Her father nodded smugly at the paper on the table. “I bet that’s put Caro’s nose out of joint.”

“Who?”

“Your mother’s cousin. You played with her children when you were little; don’t you remember?”

“No,” said Julia slowly. “No, I don’t.”

She had been told it was natural, after a shock, for the mind to circle wagons, erecting a wall against unpleasantness. But was it natural for it to continue to do so, a quarter of a century on?

Julia covered her confusion with bluster. “Either way, I don’t see what this house in Hampstead has to do with me.”

“Not Hampstead,” said her father. “Herne Hill.”

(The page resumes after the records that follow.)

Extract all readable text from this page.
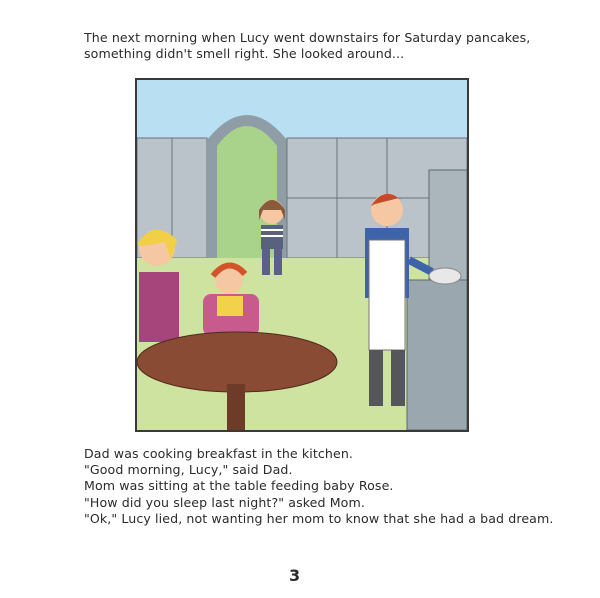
The next morning when Lucy went downstairs for Saturday pancakes,
something didn't smell right. She looked around...
Dad was cooking breakfast in the kitchen.
"Good morning, Lucy," said Dad.
Mom was sitting at the table feeding baby Rose.
"How did you sleep last night?" asked Mom.
"Ok," Lucy lied, not wanting her mom to know that she had a bad dream.
3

Julia shrugged. “Same difference.”

“Not really,” said her father, and there was something in his eyes that Julia couldn’t quite read, as though, for a moment, he was somewhere else, long ago and far away. He picked up the discarded real-estate section. “If it were in Hampstead, it would be worth more.”

Julia gave him an irritated look. “Thanks, Dad.”

He gave the paper a shake. “You’ll have to go over there and do something about it,” he said, as if she were one of his dogsbodies at Mount Sinai, one of the legions of residents who hopped to when he called. “It’ll probably take some time to clean out.”

“I can’t just pick up and go,” Julia protested.